Drei Türen für 139.000 Dollar Steuergeld, auf 75.000 Dollar heruntergehandelt

Der Austausch von Kelly durch Mulvaney wird nicht der einzige sein, der in der USA-Administration zum Jahreswechsel stattfindet: Auch der durch seine Fotos mit Warnweste und geschultertem Gewehr bekannte Innenminister Ryan Zinke verlässt seinen Posten. Seinen Nachfolger will Trump diese Woche bekannt geben. Amerikanische Medien handeln unter anderem den konservativ-libertären Puertoricaner Raúl Labrador, den kalifornischen Abgeordneten Jeff Denham, dessen Kollegen Rob Bishop aus Utah und den angehenden Senator Dean Heller aus Nevada als Kandidaten. Die ebenfalls genannte Repräsentantenhausabgeordnete Cathy McMorris Rodgers aus dem Bundesstaat Washington ließ inzwischen verlautbaren, sie habe an dem Posten derzeit kein Interesse.

Durch seinen Abtritt vermeidet der ehemalige Football-Stipendiat und Navy-Seal-Elitesoldat Zinke eine Untersuchung der insgesamt 15 Vorwürfe von Verstößen gegen die Regeln der Amtsführung, die sich in den knapp zwei Jahren seit seinem Amtsantritt ansammelten. Unter anderem wird ihm vorgeworfen, Charterflüge genutzt und für den Austausch von drei Türen in seinem Büro 139.000 Dollar Steuergeld verschwendet zu haben. Nach dem Bekanntwerden dieses Vorwurfs hieß es, man habe sich mit dem ausführenden Unternehmen auf die die niedrigere (aber immer noch beträchtliche) Summe von 75.000 Dollar geeinigt.
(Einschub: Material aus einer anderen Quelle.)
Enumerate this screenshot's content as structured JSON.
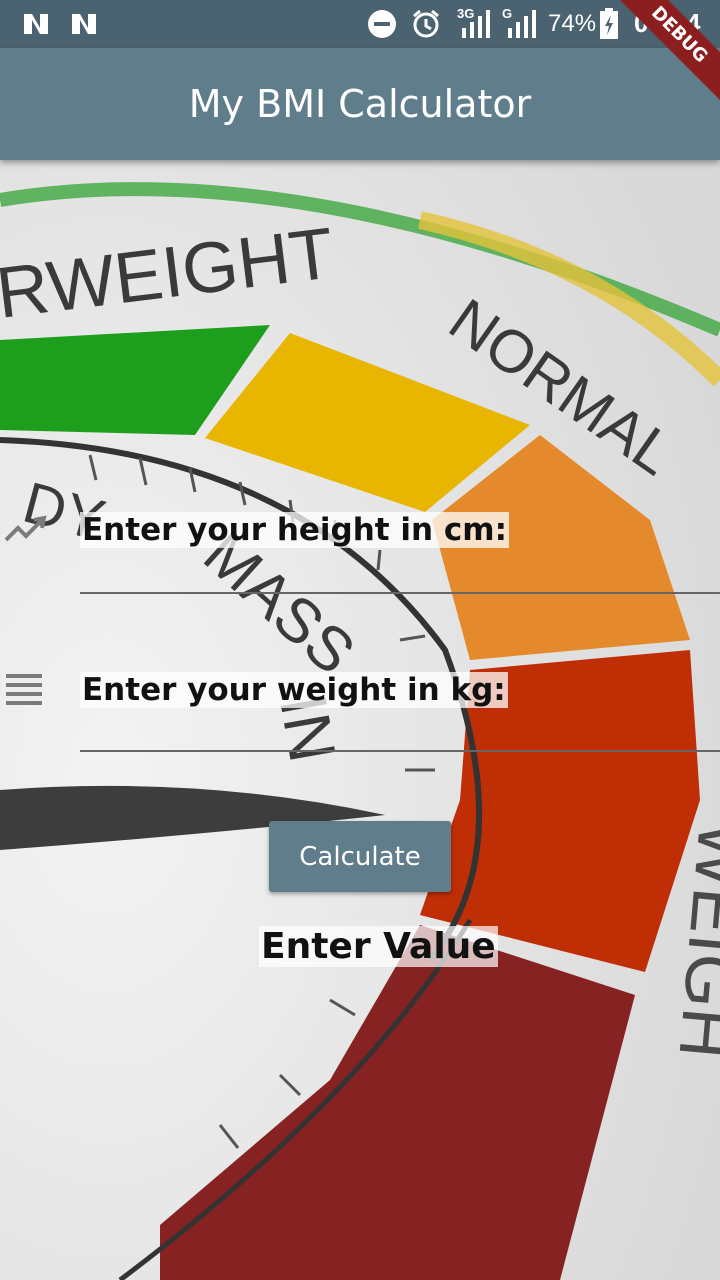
{
  "status_bar": {
    "network": "3G",
    "network2": "G",
    "battery": "74%",
    "time": "06:04",
    "icons": [
      "n-notification-icon",
      "n-notification-icon",
      "do-not-disturb-icon",
      "alarm-icon",
      "signal-icon",
      "signal-icon",
      "battery-charging-icon"
    ]
  },
  "app_bar": {
    "title": "My BMI Calculator"
  },
  "debug_banner": "DEBUG",
  "background": {
    "gauge_labels": {
      "underweight": "RWEIGHT",
      "normal": "NORMAL",
      "mass": "MASS",
      "index_letters": "IN",
      "overweight": "WEIGH",
      "body": "DY"
    }
  },
  "form": {
    "height": {
      "label": "Enter your height in cm:",
      "value": "",
      "icon": "trending-up-icon"
    },
    "weight": {
      "label": "Enter your weight in kg:",
      "value": "",
      "icon": "lines-icon"
    },
    "calculate_label": "Calculate",
    "result_text": "Enter Value"
  },
  "colors": {
    "appbar": "#607d8b",
    "statusbar": "#4b6270",
    "button": "#607d8b"
  }
}
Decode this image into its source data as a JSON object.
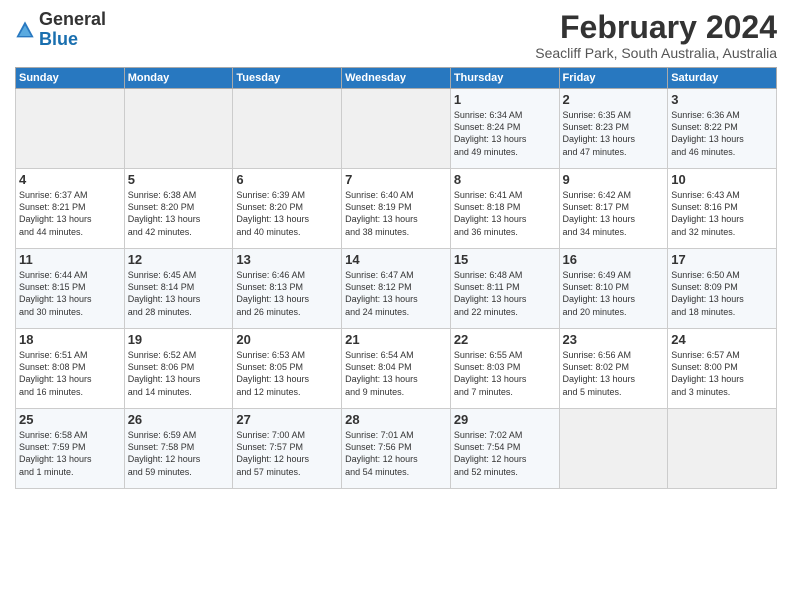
{
  "header": {
    "logo_line1": "General",
    "logo_line2": "Blue",
    "month_year": "February 2024",
    "location": "Seacliff Park, South Australia, Australia"
  },
  "days_of_week": [
    "Sunday",
    "Monday",
    "Tuesday",
    "Wednesday",
    "Thursday",
    "Friday",
    "Saturday"
  ],
  "weeks": [
    [
      {
        "day": "",
        "content": ""
      },
      {
        "day": "",
        "content": ""
      },
      {
        "day": "",
        "content": ""
      },
      {
        "day": "",
        "content": ""
      },
      {
        "day": "1",
        "content": "Sunrise: 6:34 AM\nSunset: 8:24 PM\nDaylight: 13 hours\nand 49 minutes."
      },
      {
        "day": "2",
        "content": "Sunrise: 6:35 AM\nSunset: 8:23 PM\nDaylight: 13 hours\nand 47 minutes."
      },
      {
        "day": "3",
        "content": "Sunrise: 6:36 AM\nSunset: 8:22 PM\nDaylight: 13 hours\nand 46 minutes."
      }
    ],
    [
      {
        "day": "4",
        "content": "Sunrise: 6:37 AM\nSunset: 8:21 PM\nDaylight: 13 hours\nand 44 minutes."
      },
      {
        "day": "5",
        "content": "Sunrise: 6:38 AM\nSunset: 8:20 PM\nDaylight: 13 hours\nand 42 minutes."
      },
      {
        "day": "6",
        "content": "Sunrise: 6:39 AM\nSunset: 8:20 PM\nDaylight: 13 hours\nand 40 minutes."
      },
      {
        "day": "7",
        "content": "Sunrise: 6:40 AM\nSunset: 8:19 PM\nDaylight: 13 hours\nand 38 minutes."
      },
      {
        "day": "8",
        "content": "Sunrise: 6:41 AM\nSunset: 8:18 PM\nDaylight: 13 hours\nand 36 minutes."
      },
      {
        "day": "9",
        "content": "Sunrise: 6:42 AM\nSunset: 8:17 PM\nDaylight: 13 hours\nand 34 minutes."
      },
      {
        "day": "10",
        "content": "Sunrise: 6:43 AM\nSunset: 8:16 PM\nDaylight: 13 hours\nand 32 minutes."
      }
    ],
    [
      {
        "day": "11",
        "content": "Sunrise: 6:44 AM\nSunset: 8:15 PM\nDaylight: 13 hours\nand 30 minutes."
      },
      {
        "day": "12",
        "content": "Sunrise: 6:45 AM\nSunset: 8:14 PM\nDaylight: 13 hours\nand 28 minutes."
      },
      {
        "day": "13",
        "content": "Sunrise: 6:46 AM\nSunset: 8:13 PM\nDaylight: 13 hours\nand 26 minutes."
      },
      {
        "day": "14",
        "content": "Sunrise: 6:47 AM\nSunset: 8:12 PM\nDaylight: 13 hours\nand 24 minutes."
      },
      {
        "day": "15",
        "content": "Sunrise: 6:48 AM\nSunset: 8:11 PM\nDaylight: 13 hours\nand 22 minutes."
      },
      {
        "day": "16",
        "content": "Sunrise: 6:49 AM\nSunset: 8:10 PM\nDaylight: 13 hours\nand 20 minutes."
      },
      {
        "day": "17",
        "content": "Sunrise: 6:50 AM\nSunset: 8:09 PM\nDaylight: 13 hours\nand 18 minutes."
      }
    ],
    [
      {
        "day": "18",
        "content": "Sunrise: 6:51 AM\nSunset: 8:08 PM\nDaylight: 13 hours\nand 16 minutes."
      },
      {
        "day": "19",
        "content": "Sunrise: 6:52 AM\nSunset: 8:06 PM\nDaylight: 13 hours\nand 14 minutes."
      },
      {
        "day": "20",
        "content": "Sunrise: 6:53 AM\nSunset: 8:05 PM\nDaylight: 13 hours\nand 12 minutes."
      },
      {
        "day": "21",
        "content": "Sunrise: 6:54 AM\nSunset: 8:04 PM\nDaylight: 13 hours\nand 9 minutes."
      },
      {
        "day": "22",
        "content": "Sunrise: 6:55 AM\nSunset: 8:03 PM\nDaylight: 13 hours\nand 7 minutes."
      },
      {
        "day": "23",
        "content": "Sunrise: 6:56 AM\nSunset: 8:02 PM\nDaylight: 13 hours\nand 5 minutes."
      },
      {
        "day": "24",
        "content": "Sunrise: 6:57 AM\nSunset: 8:00 PM\nDaylight: 13 hours\nand 3 minutes."
      }
    ],
    [
      {
        "day": "25",
        "content": "Sunrise: 6:58 AM\nSunset: 7:59 PM\nDaylight: 13 hours\nand 1 minute."
      },
      {
        "day": "26",
        "content": "Sunrise: 6:59 AM\nSunset: 7:58 PM\nDaylight: 12 hours\nand 59 minutes."
      },
      {
        "day": "27",
        "content": "Sunrise: 7:00 AM\nSunset: 7:57 PM\nDaylight: 12 hours\nand 57 minutes."
      },
      {
        "day": "28",
        "content": "Sunrise: 7:01 AM\nSunset: 7:56 PM\nDaylight: 12 hours\nand 54 minutes."
      },
      {
        "day": "29",
        "content": "Sunrise: 7:02 AM\nSunset: 7:54 PM\nDaylight: 12 hours\nand 52 minutes."
      },
      {
        "day": "",
        "content": ""
      },
      {
        "day": "",
        "content": ""
      }
    ]
  ]
}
Dass sich US-Medien die Amtsführung des deutschstämmigen Klempnerssohns aus Montana (der seine Kinder Wolfgang, Konrad und Jennifer nannte) sehr genau ansahen, könnte auch damit zusammenhängen, dass er neben dem Präsidenten selbst ein rotes Tuch für das grüne Juste Milieu war, weil er unter anderem Bleimunition wieder zuließ, zwei Nationalparks verkleinerte (und die Verkleinerung von weiteren sechs empfahl), den Artenschutz für das Beifußhuhn lockerte und die Möglichkeit zum Fördern von Öl und Gas erweiterte.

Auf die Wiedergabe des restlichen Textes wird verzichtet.